« L’étoile Absinthe », un livre du haïtien Jacques Stephen Alexis : ne tardons plus à nous jeter dans son tourbillon !

Fils d’un diplomate haïtien lui aussi romancier, Jacques Stephen Alexis a publié quatre romans essentiels dans le cadre de la littérature des Caraïbes. Il est mort en 1961 à trente-neuf ans, assassiné par les miliciens à la solde du dictateur Duvalier.

Photo : Éditions Zulma

Il a bénéficié d’une éducation internationale. Très jeune, il s’engage en politique tout en poursuivant des études de médecine. Il établit des liens avec des créateurs (Nicolás Guillén, Aimé Césaire, parmi beaucoup d’autres) ou des hommes politiques (Mao, Che Guevara par exemple). Les éditions Zulma ont la très bonne idée de publier un manuscrit inédit, un échantillon de choix de son immense talent d’écrivain. Chaque phrase est un plaisir sensuel à la lecture, les mots ne se suivent pas, ils forment un courant qui peut être beau, simplement, ou torrentueux, comme s’ils remuaient des cailloux, Jacques Stephen Alexis les rend fastueux. La description d’une bonne en train de servir le repas à table renferme en moins d’une page toute une personnalité. Avec volupté, il joue avec les sons, créant, modifiant, bousculant l’académique train-train. Une tempête s’annonce ? C’est « la mare au diable du firmament ». Une vie humaine, c’est le « cours ondoyant, plein et délié, rapide, tumultueux, lent, tremblé de l’existence ».

L’Églantine, le personnage principal, tourne une page de sa vie : dans un roman précédent d’Alexis, elle avait été la pensionnaire vedette d’un luxueux bordel, elle veut enfin vivre libre et par elle-même. Pourra-t-elle jouir de cette liberté, de cette nouvelle vie, alors que peu de jours plus tard on la retrouve en pleine tornade, accrochée au mât d’un navire chahuté par une houle monstrueuse ? Elle qui n’a jamais navigué en mer se sent pourtant dans son élément, alors qu’elle frôle la mort. La description de cette formidable tempête est un immense morceau de littérature, d’une beauté absolue et terrifiante, aussi fort que les débordements qu’il décrit.

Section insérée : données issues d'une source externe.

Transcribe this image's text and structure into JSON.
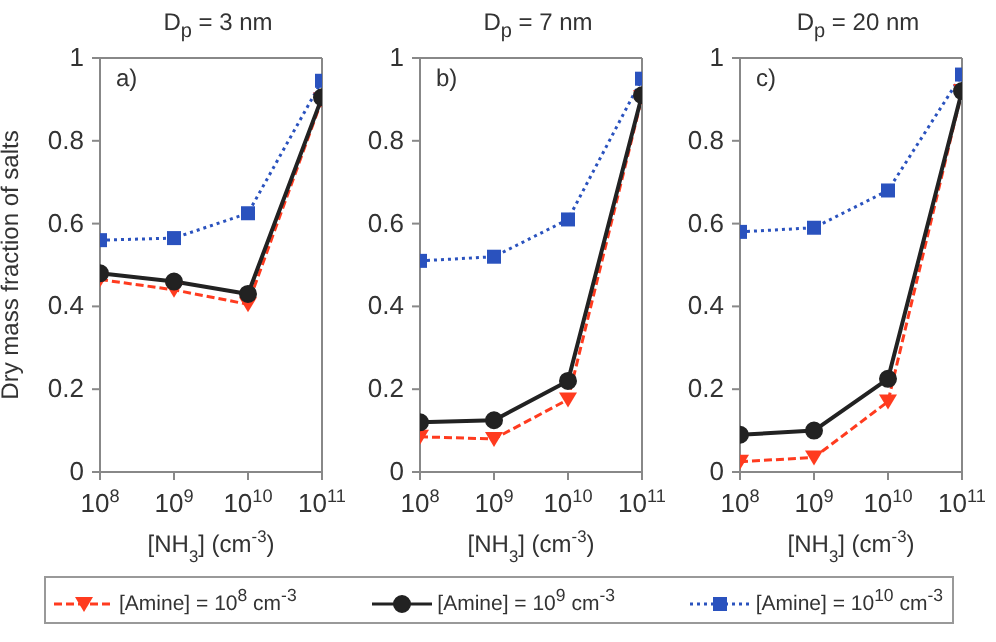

De la poésie à l’état pur, une poésie sauvage qui finit par communiquer la violence des éléments au lecteur.

L’Églantine, qui a cru tout connaître quand elle était enfermée sous l’autorité de son souteneur, découvre que le monde extérieur est bien plus complexe que ce qu’elle imaginait. Elle ressemble aux vierges qui découvraient le  « mal » en sortant du couvent où elles avaient été « éduquées ». Comme pour elles, pour l’Églantine, il est un moment où il faut choisir : accepter ou réagir, et le choix est crucifiant.

La tempête calmée, c’est une tout aussi formidable bataille entre dieux vaudous qui commence, tout aussi grandiose et dévastatrice. Tout est si puissant dans ces pages qu’on oublie de regretter que le manuscrit soit inachevé. Jacques Stephen Alexis l’avait vraisemblablement commencé en 1960 ou 1961, peu avant de vouloir rentrer sur son île où il allait être brutalement tué. Ce qui n’était peut-être qu’une ébauche est entre nos mains une œuvre à part entière. Le léopard, un très court texte, suit L’étoile Absinthe : un pur bijou.

« Réalisme magique, réalisme merveilleux », poésie ou roman, pourquoi vouloir mettre dans des cases, dans des tiroirs, dans des mots ce qui est simplement beau. Ce texte l’est, dans toute la valeur du terme : beau et fort, et envoûtant. Il aura fallu plus de cinquante ans pour qu’on puisse en profiter, grâce aux éditions Zulma : ne tardons pas plus à nous jeter dans son tourbillon !

Christian ROINAT

L’étoile Absinthe, de Jacques Stephen Alexis, éd. Zulma, 160 p., 17,50 €.